Er versuchte, seine Gedanken zu ordnen. Er war alles andere als ein Experte auf dem Gebiet der Chimú-Keramik. Ganz sicher konnte er über ein so kleines und noch dazu ziemlich stark beschädigtes Bruchstück keine definitive Aussage machen. Und selbst wenn es Chimú war, hieß das noch lange nicht, dass es von demselben Wrack stammte wie die chinesischen Keramiken. Theoretisch konnte es auch von irgendeinem anderen Wrack kommen, vielleicht war es sogar von einen Sammler hierhergebracht und verloren worden.
Doch die Wahrscheinlichkeit, dass es …
Knox war im Rahmen seiner Arbeit als Ägyptologe gelegentlich auf die Kultur der Chimú gestoßen. Die frühen Chimú, besser bekannt als die Moche, waren auch Pyramidenbauer gewesen, deshalb war er ein-, zweimal nach der Möglichkeit eines kulturellen Austauschs gefragt worden. Bei diesen Gelegenheiten hatte er höflich gelächelt und darauf hingewiesen, dass die frühen Chimú ihre Pyramiden mehr als tausend Jahre nach den Ägyptern errichtet hatten. Vor allem aber hatten sie in Peru gelebt.

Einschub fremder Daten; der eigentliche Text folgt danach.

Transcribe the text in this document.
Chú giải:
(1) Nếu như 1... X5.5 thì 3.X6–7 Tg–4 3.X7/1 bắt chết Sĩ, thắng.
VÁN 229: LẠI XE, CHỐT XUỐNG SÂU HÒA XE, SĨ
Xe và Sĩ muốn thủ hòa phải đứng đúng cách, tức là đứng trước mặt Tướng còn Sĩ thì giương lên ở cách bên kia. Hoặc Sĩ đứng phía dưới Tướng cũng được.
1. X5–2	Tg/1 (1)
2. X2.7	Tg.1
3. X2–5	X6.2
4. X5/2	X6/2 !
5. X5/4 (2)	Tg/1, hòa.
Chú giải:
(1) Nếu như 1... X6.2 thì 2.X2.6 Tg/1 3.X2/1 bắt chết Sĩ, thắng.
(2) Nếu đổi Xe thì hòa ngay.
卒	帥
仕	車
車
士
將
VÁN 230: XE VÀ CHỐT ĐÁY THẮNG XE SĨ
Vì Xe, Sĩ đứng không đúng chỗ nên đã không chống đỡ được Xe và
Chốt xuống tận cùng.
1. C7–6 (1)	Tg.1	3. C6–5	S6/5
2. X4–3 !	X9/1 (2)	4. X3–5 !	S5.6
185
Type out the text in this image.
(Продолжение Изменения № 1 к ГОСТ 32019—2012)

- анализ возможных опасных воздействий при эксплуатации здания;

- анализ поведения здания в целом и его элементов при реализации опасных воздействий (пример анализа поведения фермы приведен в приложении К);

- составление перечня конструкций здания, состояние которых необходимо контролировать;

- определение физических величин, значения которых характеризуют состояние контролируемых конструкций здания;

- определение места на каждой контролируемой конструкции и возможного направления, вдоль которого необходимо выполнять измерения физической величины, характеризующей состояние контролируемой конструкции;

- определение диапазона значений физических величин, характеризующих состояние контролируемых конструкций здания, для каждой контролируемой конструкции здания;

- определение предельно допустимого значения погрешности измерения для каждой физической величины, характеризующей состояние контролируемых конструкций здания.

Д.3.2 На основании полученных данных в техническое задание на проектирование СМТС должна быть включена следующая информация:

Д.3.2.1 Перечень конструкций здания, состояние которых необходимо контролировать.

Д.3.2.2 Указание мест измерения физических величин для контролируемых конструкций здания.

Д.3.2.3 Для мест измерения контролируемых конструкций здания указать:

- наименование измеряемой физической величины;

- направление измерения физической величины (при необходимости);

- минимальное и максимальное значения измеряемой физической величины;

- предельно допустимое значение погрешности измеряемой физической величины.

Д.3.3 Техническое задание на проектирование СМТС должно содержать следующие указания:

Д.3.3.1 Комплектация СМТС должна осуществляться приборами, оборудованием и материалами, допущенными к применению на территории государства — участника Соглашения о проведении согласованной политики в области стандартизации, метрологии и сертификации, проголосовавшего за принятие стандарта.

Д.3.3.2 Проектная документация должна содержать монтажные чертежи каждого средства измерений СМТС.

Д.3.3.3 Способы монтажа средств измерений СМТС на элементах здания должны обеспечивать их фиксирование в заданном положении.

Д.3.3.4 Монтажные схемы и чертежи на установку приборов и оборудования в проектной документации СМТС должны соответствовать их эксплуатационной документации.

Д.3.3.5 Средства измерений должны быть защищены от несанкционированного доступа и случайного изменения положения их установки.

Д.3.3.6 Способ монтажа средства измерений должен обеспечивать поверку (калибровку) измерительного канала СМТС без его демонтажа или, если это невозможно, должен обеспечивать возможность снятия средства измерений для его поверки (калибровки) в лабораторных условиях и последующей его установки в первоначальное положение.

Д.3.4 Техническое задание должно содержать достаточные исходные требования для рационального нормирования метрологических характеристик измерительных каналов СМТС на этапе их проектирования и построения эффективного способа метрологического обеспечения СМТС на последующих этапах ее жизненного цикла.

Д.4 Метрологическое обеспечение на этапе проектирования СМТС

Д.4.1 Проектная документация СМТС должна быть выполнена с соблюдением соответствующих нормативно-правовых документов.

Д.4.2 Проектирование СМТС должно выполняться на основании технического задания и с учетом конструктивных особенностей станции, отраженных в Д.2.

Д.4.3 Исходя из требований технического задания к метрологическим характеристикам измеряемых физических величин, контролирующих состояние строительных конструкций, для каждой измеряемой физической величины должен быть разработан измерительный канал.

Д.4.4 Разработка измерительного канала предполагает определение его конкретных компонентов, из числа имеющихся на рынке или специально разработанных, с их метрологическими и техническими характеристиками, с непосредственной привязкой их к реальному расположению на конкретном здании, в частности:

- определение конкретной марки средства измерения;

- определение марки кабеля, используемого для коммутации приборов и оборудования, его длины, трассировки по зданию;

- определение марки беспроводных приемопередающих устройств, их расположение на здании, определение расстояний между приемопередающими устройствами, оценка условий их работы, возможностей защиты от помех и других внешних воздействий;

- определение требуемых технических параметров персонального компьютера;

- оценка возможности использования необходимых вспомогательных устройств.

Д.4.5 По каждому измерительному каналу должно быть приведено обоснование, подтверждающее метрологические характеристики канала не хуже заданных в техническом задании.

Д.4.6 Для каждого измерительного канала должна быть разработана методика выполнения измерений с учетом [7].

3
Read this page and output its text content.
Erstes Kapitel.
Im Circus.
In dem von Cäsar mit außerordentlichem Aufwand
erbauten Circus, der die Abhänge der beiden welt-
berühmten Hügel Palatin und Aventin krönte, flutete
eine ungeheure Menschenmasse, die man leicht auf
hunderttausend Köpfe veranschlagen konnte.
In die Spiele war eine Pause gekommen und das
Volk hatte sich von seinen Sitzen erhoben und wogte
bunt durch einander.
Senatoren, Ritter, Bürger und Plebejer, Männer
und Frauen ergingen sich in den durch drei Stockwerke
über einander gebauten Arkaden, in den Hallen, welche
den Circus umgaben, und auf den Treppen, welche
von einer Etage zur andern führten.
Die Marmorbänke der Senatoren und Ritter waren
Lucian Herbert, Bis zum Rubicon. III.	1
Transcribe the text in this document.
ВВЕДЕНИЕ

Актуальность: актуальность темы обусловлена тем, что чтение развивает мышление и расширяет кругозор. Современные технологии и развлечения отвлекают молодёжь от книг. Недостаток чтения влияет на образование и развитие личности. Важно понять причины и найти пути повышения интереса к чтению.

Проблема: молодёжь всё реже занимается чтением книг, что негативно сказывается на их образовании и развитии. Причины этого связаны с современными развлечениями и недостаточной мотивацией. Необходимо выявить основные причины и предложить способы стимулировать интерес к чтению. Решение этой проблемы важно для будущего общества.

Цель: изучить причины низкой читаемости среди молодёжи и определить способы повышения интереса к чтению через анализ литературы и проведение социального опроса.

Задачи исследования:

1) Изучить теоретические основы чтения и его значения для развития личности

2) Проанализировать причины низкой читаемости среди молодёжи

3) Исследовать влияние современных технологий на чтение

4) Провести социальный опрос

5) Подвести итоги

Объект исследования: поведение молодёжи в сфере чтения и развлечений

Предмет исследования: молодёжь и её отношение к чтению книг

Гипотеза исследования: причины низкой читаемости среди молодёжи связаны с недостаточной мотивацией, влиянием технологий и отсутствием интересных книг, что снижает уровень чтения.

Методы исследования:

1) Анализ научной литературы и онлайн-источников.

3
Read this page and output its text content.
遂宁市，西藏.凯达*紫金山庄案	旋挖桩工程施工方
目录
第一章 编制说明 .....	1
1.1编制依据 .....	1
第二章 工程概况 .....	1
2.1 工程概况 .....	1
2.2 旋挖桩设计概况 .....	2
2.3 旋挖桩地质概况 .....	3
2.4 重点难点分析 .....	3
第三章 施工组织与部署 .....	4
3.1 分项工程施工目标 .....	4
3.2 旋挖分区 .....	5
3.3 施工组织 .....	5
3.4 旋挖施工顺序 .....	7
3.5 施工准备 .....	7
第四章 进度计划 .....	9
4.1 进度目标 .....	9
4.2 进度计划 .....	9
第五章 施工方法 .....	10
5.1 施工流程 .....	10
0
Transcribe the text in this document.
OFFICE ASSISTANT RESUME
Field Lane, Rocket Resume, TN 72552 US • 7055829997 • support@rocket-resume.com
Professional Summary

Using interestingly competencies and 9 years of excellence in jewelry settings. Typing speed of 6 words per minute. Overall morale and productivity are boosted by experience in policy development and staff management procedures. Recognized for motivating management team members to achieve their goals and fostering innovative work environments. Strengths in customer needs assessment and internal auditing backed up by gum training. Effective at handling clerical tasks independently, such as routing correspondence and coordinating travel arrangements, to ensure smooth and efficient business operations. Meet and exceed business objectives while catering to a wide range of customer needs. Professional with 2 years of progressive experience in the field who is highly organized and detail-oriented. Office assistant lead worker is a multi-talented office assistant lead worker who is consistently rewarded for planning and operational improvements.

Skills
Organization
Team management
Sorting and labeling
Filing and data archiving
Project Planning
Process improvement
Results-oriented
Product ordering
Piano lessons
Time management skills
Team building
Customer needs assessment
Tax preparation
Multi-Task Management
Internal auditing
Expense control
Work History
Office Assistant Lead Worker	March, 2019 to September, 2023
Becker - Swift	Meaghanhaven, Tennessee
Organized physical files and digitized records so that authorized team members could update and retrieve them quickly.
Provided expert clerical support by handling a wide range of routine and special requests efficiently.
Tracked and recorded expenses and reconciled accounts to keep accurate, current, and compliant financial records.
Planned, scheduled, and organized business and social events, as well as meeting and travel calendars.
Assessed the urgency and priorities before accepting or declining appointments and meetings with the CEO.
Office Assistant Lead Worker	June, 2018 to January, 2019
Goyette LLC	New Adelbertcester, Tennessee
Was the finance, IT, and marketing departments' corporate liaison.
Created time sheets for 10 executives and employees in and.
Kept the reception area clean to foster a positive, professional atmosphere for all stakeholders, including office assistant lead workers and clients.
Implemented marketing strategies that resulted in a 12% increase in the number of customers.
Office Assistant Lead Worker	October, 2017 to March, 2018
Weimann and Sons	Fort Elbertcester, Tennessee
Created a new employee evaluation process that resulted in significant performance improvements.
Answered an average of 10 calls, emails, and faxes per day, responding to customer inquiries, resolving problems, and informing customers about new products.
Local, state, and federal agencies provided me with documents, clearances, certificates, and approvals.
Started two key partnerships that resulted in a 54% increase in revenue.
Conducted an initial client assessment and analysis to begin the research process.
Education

Sich vorzustellen, dass ein chinesisches Schiff vom Kap aus nach Westen bis in Sichtweite von Südamerika gesegelt und dann umgekehrt war, war eine Sache. Eine ganz andere war es anzunehmen, es wäre die Ostküste entlang nach Süden gesegelt und hätte dann – hundert Jahre vor Magellan – durch die Magellan-Straße den Pazifik erreicht. Doch genau das implizierte dieses Fragment.
Die Chimú der schwarzen Keramik hatten viel später gelebt als ihre pyramidenbauenden Vorläufer. Zum ersten Mal waren sie im frühen 10. Jahrhundert in Erscheinung getreten, aber erst im 14. Jahrhundert hatten sie sich als größere regionale Macht durchgesetzt. Sie hatten den Mond und die Sonne verehrt und ihre eigenen Kinder als Opfer dargebracht. Als Francisco Pizarro und die Spanier auf ihrer Entdeckungsreise nach Peru von Panama nach Süden gesegelt waren, hatten sie vor der Hafenstadt Tumbes das erste Mal Anker geworfen. Und obwohl da das Volk der Chimú schon im Inkareich aufgegangen war, war Tumbes an sich noch eine Chimú-Stadt gewesen.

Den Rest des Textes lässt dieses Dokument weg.